Немногочисленные изделия из железа появляются уже в погребениях VII–VI вв. до н. э. Это ножи, псалии и уздечные бляшки. Позже, в V–III вв. до н. э., из железа стали делать кинжалы, мечи, в конской сбруе – удила. В конце второго этапа бронзовые наконечники стрел были вытеснены железными. В кургане 3 могильника Тасмола V (VII–VI вв. до н. э.) найдены железные псалии, пронизи для перекрещивающихся ремней конского оголовья и другие предметы уздечного набора, инкрустированные фигурными золотыми полосками толщиной до 1 мм (Кадырбаев М.К., 1966, с. 427, рис. 66, 32; 71; 72). При их изготовлении на внешней поверхности предмета выбивали узор, в который вставляли фигурно вырезанные золотые полоски и затем вбивали их молоточком (табл. 54, 2).

Золотых ювелирных изделий известно немного. Среди них четыре фигурки хищников. Для их изготовления использовались деревянные матрицы, вырезанные в виде барельефной фигурки животного. На матрицу накладывали золотой лист толщиной 0,1–0,3 мм и затем выдавливали изображение. Основными районами добычи золота были месторождения районов Степняка, Бестюбе, Майкалы, Жосалы.

Широкое распространение получило в рассматриваемое время камнерезное и косторезное искусство.
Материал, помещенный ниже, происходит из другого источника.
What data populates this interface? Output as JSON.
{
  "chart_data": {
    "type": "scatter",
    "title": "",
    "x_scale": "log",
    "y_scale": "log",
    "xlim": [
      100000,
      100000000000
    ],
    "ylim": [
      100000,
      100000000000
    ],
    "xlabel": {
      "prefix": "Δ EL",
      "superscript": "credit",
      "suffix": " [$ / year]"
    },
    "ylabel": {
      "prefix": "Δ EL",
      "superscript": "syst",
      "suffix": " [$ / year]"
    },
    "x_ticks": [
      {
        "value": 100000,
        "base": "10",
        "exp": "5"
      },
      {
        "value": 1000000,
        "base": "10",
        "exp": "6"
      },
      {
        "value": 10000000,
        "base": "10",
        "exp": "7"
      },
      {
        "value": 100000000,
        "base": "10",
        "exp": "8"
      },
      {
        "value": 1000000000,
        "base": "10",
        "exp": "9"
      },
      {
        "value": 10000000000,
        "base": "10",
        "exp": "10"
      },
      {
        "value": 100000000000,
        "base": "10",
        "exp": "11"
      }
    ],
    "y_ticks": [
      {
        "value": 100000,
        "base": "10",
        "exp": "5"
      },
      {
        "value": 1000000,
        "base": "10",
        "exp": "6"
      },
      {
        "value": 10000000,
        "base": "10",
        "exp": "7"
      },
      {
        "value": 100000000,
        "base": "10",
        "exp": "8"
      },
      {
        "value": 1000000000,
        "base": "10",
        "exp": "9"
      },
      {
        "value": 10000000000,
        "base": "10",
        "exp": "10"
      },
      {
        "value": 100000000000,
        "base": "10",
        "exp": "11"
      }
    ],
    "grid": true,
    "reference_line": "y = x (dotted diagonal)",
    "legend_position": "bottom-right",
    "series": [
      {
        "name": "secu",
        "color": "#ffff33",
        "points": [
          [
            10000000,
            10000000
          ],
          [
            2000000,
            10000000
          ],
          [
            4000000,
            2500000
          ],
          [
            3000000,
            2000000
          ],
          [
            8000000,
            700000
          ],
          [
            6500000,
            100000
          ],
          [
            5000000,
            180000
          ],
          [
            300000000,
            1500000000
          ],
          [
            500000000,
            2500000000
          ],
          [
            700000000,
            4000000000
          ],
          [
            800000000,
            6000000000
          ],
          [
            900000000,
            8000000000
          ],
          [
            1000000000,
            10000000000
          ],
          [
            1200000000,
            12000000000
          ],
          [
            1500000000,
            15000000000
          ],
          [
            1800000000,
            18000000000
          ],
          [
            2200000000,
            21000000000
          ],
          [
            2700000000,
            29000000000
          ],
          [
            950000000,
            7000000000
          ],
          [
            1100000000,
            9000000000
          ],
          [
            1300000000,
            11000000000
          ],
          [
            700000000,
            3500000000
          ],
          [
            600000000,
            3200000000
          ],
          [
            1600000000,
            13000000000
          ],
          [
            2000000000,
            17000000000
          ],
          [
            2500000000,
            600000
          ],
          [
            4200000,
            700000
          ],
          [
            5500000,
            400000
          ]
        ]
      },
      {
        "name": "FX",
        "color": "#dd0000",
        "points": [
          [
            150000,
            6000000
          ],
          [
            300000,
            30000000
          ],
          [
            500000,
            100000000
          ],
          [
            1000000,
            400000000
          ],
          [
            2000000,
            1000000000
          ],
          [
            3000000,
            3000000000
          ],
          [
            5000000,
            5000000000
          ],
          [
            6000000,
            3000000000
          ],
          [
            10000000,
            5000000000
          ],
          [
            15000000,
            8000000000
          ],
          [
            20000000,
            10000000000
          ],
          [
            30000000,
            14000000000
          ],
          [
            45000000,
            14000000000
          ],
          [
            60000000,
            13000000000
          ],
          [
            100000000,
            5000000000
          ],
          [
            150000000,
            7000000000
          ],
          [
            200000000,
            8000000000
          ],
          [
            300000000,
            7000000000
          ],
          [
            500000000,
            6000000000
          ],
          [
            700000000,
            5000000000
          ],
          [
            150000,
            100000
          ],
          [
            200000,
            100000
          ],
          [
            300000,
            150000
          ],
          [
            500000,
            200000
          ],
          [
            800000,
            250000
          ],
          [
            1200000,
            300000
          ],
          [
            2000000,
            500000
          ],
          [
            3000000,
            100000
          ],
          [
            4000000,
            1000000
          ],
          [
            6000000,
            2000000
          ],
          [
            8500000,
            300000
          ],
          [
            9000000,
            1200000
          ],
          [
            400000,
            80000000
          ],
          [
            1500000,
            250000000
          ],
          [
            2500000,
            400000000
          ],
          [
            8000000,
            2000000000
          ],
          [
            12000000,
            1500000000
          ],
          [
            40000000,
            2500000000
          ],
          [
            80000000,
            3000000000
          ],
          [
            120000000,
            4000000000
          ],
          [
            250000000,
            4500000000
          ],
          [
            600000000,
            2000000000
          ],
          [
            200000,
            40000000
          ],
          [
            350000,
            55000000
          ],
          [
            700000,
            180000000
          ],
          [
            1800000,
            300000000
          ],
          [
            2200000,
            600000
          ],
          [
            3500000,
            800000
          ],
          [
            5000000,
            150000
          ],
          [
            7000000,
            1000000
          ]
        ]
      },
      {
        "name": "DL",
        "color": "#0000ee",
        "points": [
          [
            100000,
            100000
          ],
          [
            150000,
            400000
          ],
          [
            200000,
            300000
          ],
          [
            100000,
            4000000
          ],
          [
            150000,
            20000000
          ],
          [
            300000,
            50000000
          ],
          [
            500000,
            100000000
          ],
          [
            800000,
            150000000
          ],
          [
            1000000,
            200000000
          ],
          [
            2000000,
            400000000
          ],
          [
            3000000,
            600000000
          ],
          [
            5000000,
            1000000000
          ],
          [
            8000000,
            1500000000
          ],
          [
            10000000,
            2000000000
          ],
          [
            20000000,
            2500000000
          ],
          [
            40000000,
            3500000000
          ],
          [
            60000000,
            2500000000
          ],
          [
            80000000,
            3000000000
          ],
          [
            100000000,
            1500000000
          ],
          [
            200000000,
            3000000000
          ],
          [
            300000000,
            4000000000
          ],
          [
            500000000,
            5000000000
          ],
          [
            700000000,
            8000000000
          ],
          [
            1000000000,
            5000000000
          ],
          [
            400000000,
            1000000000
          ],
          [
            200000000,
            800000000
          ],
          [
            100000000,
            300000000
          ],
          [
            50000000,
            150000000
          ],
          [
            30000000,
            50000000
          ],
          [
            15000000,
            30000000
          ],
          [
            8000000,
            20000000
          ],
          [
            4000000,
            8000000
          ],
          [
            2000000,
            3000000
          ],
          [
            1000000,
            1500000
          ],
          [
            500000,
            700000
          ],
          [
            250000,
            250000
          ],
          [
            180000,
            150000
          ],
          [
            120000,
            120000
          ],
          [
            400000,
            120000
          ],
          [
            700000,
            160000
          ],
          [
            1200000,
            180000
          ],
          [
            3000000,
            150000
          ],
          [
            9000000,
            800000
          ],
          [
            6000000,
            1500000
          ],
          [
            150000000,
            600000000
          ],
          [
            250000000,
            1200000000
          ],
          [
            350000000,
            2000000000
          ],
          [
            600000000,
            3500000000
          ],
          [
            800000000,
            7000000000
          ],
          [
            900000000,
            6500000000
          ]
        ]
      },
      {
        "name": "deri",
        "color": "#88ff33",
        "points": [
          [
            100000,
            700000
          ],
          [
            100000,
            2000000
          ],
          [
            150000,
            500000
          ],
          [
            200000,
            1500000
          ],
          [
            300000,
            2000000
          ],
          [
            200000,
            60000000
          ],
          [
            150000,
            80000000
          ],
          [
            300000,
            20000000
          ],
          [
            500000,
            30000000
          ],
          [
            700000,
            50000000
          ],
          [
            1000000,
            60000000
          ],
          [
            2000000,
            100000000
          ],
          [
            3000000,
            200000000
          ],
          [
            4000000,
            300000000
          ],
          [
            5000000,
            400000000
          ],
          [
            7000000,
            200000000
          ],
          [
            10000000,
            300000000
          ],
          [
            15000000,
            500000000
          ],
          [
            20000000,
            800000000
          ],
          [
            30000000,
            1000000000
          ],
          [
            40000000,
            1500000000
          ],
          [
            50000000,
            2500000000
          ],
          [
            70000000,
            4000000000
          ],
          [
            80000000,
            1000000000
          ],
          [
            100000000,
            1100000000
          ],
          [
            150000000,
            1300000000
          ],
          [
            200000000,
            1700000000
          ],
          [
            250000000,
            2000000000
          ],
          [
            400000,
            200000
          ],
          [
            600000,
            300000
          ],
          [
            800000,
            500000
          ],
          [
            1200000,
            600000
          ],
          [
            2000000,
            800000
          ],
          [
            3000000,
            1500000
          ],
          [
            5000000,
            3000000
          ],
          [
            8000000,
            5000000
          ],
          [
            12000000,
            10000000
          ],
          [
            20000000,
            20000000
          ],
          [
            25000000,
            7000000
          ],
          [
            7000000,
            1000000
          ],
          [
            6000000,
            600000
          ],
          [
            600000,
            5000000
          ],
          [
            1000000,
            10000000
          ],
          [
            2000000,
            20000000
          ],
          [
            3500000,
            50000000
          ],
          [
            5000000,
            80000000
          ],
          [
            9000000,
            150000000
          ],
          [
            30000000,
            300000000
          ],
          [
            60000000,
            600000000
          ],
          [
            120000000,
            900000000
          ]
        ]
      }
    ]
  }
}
Оселки и каменные жертвенники являются наиболее частыми предметами погребального инвентаря. Камнерезы хорошо владели техникой одно– и двустороннего сверления и шлифовки абразивных материалов. При подборке материала для изделия они обнаруживали несомненный вкус.

Изделия из рога и кости встречаются в погребениях значительно реже и не отражают полностью всего многообразия форм косторезного искусства. Тем не менее, они позволяют судить о степени его развития. Материалом служили трубчатые кости лошадей, баранов и маралов, рога маралов и диких коз. Из рога и кости сделаны наконечники стрел, псалии, пронизи, проколки, пряжки и застежки. При изготовлении различных украшений использовались острорежущие металлические орудия, следы которых уничтожались тщательной шлифовкой. Тонкой работой отличается застежка (табл. 54, 8), сделанная из наиболее широкой части рога марала. На его отшлифованной поверхности мастер вначале намечал контур животных, а затем с обеих сторон контурной линии вырезал рисунок до глубины 1–1,5 мм. О высоком мастерстве человека, создавшего пряжку, свидетельствуют система расположения фигур, точность и лаконизм в передаче образов животных. Образцом косторезного искусства может служить и роговая подвеска в виде свернувшегося кабана (табл. 54, 10).

Общественный строй и религиозные представления. Переход к кочевому скотоводству повлек за собой изменения в социальных отношениях и социальной структуре общества. Прогрессивные сдвиги в экономике привели к быстрому росту прибавочного продукта, а вместе с ним к возникновению имущественного неравенства и накоплению больших ценностей в руках отдельных семей и семейных общин. Археологически этот процесс выразился в смене больших родовых кладбищ эпохи бронзы небольшими курганными группами – погребальными комплексами семейной общины. Почти обязательной принадлежностью могильников становятся комплексы курганов с каменными грядами, которые по трудности создания и богатству захоронений могли быть только погребениями общинной или племенной знати. В VII–VI вв. до н. э. появляются захоронения, которые по богатству инвентаря и размерам могил превосходят остальные погребения. Примером могут служить курганные группы в могильнике Тасмола, где с погребенными был положен богатый инвентарь, отрубленные головы взнузданных коней и головы баранов. Число конских голов доходило до семи, среди них были головы рослых высокопородных коней. О глубокой социальной и имущественной дифференциации внутри семейных общин свидетельствуют погребения в том же могильнике, сопровождаемые очень бедным инвентарем.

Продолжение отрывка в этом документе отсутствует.